I have. A good junior can do in a week what a senior with domain knowledge can do in a half day, with only an hour of mentoring along the way. This isn’t a great exchange rate per dollar (juniors are cheaper than seniors, but not that much cheaper) — but seniors with domain knowledge are a finite resource, you can’t get more of them for love or money, while juniors are fresh-minted every semester. The cheapest way to shipping may not go through juniors, but the fastest way usually does; and that’s completely ignoring the HUGE side benefit of building seniors “the hard way,” which is still easier than hiring.

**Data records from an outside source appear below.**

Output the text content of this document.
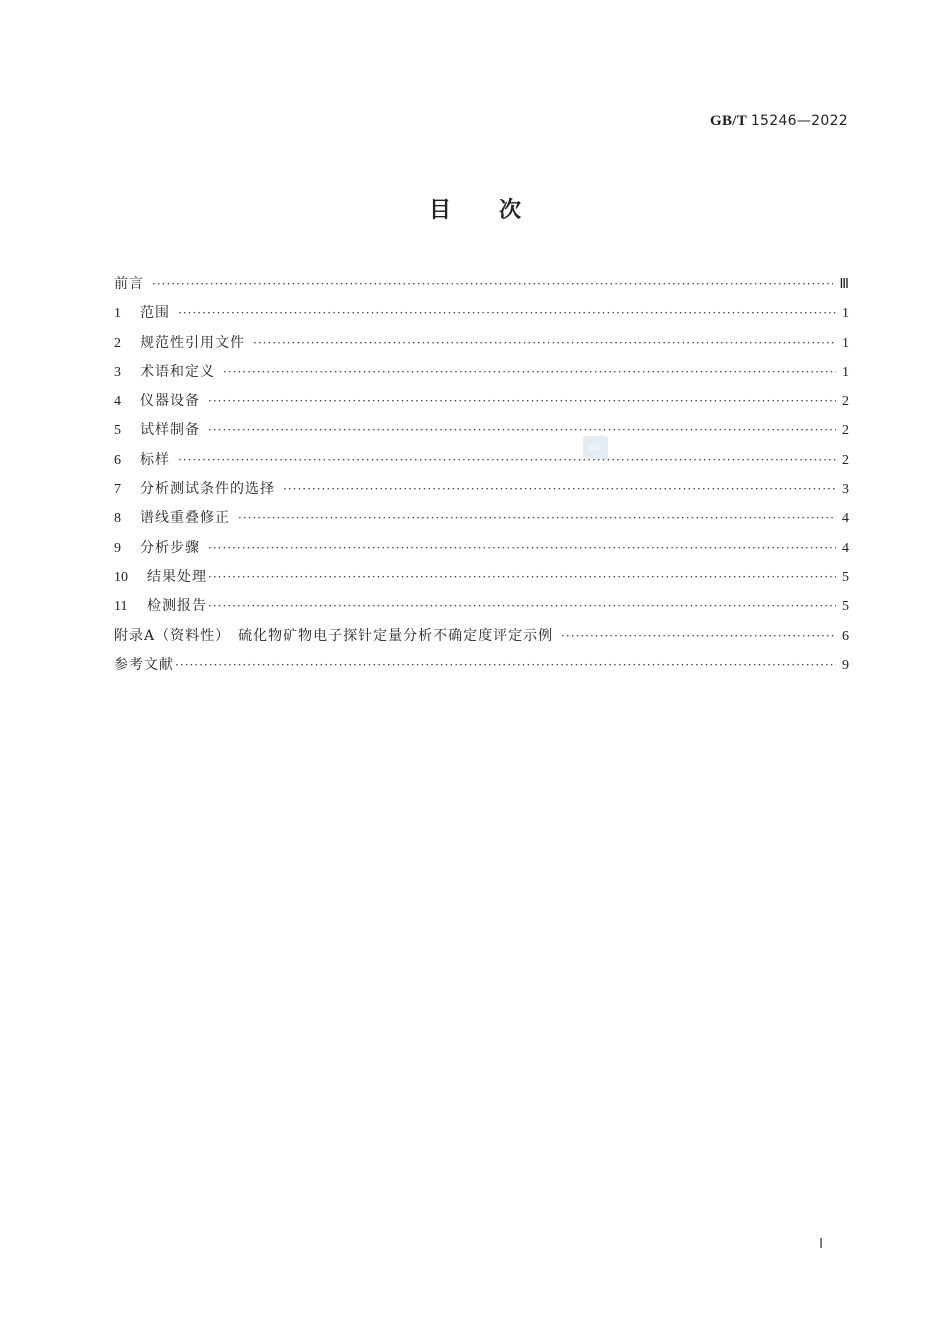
GB/T 15246—2022
目次
前言 ·····	Ⅲ
1 范围 ·····	1
2 规范性引用文件 ·····	1
3 术语和定义 ·····	1
4 仪器设备 ·····	2
5 试样制备 ·····	2
6 标样 ·····	2
7 分析测试条件的选择 ·····	3
8 谱线重叠修正 ·····	4
9 分析步骤 ·····	4
10 结果处理 ·····	5
11 检测报告 ·····	5
附录A（资料性）　硫化物矿物电子探针定量分析不确定度评定示例 ·····	6
参考文献 ·····	9
SDC
Ⅰ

And as a senior+ with domain knowledge, with AI I can do the work of two juniors without the communication overhead + do all of the project management, dealing with stakeholders, etc.
But you don’t build seniors, you build capable mid level ticket takers who jump for more money at the first opportunity.
And you can actually hand things off to them: this problem is now your problem. With AIs you’re herding cats
How is that true? As an architect when I was working at product companies, the director/CxO wasn’t going to call the junior developer to the carpet for not getting a task done or even the mid level ticket taker. Hell they don’t even know what the individual tasks are. I’m going to be the one ultimately responsible either way for project success.
Even when I was working at AWS as a mid level/L5 in the Professional Services division (lower title/lot more money), I was the one who was responsible for my “workstream” on larger projects. I couldn’t say “that’s not my fault. Blame the new L4 junior consultant who just got out of the internal boot camp for new grads”.
Now that I have moved back up to a more senior position in consulting, if a project I’m leading goes sideways, I can’t tell the customer that it’s not my fault, it’s the fault of the workstream leads and the workstream leads can’t tell me, it’s the fault of the more junior consultants who work under them. They will never talk to the client. The people under the workstream leads may not even speak English.
And that’s not meant to be an insult. The workstream leads have to he able to speak passable English and they can work with people under then who only speak Spanish.